Spillman was used sparingly for the next hour-and-a-half. She sat and listened to Jane Curtin recite an alternate version of O. Henry’s The Gift of the Magi that ended with a trademark Belushi outburst and the still-nascent cry of “But nooooo!” Later she had a brief walk-on as the mother of a desperate Vietnam War vet (Bill Murray) in the existential buddy-cop drama, Sartresky & Hutch. Her most prominent showcase came as Belushi’s college girlfriend in a sketch chronicling a student’s holiday homecoming. Otherwise, the episode did contain two future classics: E. Buzz Miller’s sleazoid exploration of the artist Titian and Al Franken’s Yuletide tirade against his parents.
Spillman was nowhere in sight or earshot when Elvis returned for an encore; announcer Don Pardo announced him instead. The artist dutifully adhered to his record label’s wishes with an ice-cold stare through “Less Than Zero” — until he hit the line “There is a vacancy waiting in the English voodoo.” At “waiting” he abruptly shouted, “Stop! Stop!,” dramatically flailing his arms. As if confidentially, he turned back to the microphone and apologized. “I’m sorry, ladies and gentlemen,” he said, “there’s no reason to do this song here.” Then he turned to his bewildered Attractions and called for “Radio, Radio,” a song they had yet to even record (after that night, the song would go unheard in America until This Year’s Model the following fall). As Elvis told Tom Snyder in 1981, it made for riveting television. “They didn’t have my camera cues, which supposedly, from a professional point of view, isn’t very good. But from a live TV point of view, I would’ve thought it was great,” he quipped.
Apparently, he was alone in that sentiment. “[T]he producer did not agree,” Costello recalled on the Model reissue. “He stood behind the camera making obscene and threatening gestures in my direction. … We were chased out of the building and told we ‘would never work on American television again.'”

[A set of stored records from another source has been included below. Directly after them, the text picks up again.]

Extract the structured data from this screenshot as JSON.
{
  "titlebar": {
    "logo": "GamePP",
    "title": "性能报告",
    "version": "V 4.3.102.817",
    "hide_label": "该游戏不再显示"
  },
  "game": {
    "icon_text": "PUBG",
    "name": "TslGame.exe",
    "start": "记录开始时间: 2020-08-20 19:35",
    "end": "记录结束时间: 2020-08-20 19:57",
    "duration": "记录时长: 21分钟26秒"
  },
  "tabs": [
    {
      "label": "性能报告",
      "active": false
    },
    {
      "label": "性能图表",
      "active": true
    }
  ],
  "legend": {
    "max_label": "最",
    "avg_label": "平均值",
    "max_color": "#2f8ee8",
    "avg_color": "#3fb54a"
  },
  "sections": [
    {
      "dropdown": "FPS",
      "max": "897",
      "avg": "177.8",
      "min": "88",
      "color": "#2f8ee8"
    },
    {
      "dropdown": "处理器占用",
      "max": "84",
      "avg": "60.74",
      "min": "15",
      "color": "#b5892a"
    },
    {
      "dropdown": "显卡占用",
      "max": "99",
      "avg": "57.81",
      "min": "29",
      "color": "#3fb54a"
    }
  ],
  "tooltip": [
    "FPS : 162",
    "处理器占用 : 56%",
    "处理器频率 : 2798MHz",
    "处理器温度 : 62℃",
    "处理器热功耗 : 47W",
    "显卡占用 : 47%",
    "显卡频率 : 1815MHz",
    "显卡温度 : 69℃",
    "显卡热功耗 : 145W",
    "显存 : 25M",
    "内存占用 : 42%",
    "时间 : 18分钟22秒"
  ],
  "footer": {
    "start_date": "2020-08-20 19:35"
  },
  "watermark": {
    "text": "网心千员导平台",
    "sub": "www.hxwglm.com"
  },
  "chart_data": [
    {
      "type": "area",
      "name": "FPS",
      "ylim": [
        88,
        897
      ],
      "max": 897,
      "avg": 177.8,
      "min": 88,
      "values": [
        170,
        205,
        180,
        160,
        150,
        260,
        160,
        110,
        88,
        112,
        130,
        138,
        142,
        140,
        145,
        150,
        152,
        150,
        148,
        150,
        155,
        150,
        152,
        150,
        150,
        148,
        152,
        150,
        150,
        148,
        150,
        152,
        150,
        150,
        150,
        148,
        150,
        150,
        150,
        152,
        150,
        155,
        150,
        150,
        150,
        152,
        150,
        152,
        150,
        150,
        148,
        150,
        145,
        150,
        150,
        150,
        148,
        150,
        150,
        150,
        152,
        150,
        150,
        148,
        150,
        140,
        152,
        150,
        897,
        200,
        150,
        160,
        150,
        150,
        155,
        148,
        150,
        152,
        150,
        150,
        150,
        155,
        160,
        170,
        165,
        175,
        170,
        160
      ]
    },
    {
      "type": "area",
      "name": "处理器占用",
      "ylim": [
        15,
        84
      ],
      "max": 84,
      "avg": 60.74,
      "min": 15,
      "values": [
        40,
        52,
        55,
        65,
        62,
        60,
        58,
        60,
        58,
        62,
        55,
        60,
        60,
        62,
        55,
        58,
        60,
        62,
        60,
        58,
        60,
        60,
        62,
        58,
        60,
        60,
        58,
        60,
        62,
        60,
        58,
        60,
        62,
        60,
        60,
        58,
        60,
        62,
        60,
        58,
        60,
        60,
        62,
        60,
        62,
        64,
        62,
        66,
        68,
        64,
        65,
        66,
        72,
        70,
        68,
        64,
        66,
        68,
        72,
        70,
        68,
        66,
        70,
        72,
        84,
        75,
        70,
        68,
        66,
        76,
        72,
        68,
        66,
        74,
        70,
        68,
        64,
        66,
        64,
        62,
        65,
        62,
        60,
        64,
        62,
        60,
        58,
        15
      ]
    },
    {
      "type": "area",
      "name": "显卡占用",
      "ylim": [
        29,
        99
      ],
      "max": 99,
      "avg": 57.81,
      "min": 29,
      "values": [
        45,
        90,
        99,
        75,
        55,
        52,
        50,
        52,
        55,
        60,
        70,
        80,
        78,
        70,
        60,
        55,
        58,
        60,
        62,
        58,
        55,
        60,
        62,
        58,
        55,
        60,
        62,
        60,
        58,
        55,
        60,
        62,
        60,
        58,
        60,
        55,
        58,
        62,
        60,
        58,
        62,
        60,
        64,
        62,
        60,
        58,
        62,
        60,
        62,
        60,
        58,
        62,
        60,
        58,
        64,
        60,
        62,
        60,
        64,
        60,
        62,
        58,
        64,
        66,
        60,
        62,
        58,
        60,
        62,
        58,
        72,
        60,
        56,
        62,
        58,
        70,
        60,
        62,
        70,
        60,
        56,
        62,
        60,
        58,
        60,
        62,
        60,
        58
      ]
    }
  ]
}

Miskel must’ve been unaware of such backstage drama. As the cast gathered for goodbyes, the by-now-beloved grandmother, resplendent in a Mrs. Claus outfit that complemented her brilliant white head of hair, wrapped with “I want to thank everyone in the world for voting for me. I’ve had the most wonderful time in my life.”
It was a life that would continue for another 14 years, past, sadly, both Belushi and Gilda’s. She was a spry and feisty 92 when People caught up with her for a 1989 SNL retrospective. “I love the current cast,” she said, singling out Dana Carvey as a particular favorite. “I take naps in the afternoon so that I can stay up. I’d love to host again. I have 13 more years left, you know.”
When the issue hit newsstands on September 25, 1989, it had been exactly six months since Elvis’ triumphant return to Saturday Night Live after an 11-year absence. This time he was Mary Tyler Moore’s problem. However, the bespectacled icon, by now a respected artist, made it through the show without incident, flowing smoothly through “Veronica” and “Let Him Dangle” with nary a hint of surprise. He was invited back in May 1991 to perform “The Other Side of Summer” and “Candy.” One wonders if Miskel Spillman watched either with interest. She passed away less than a year later, on March 30, 1992, at the age of 94 and remains, to this day, Saturday Night Live‘s only non-celebrity host. As for Elvis, he has long been forgiven, even ribbing his youthful defiance on Saturday Night Live‘s 25th anniversary special in 1999, by barging in on the Beastie Boys’ “Sabotage” to lead them through “Radio, Radio.”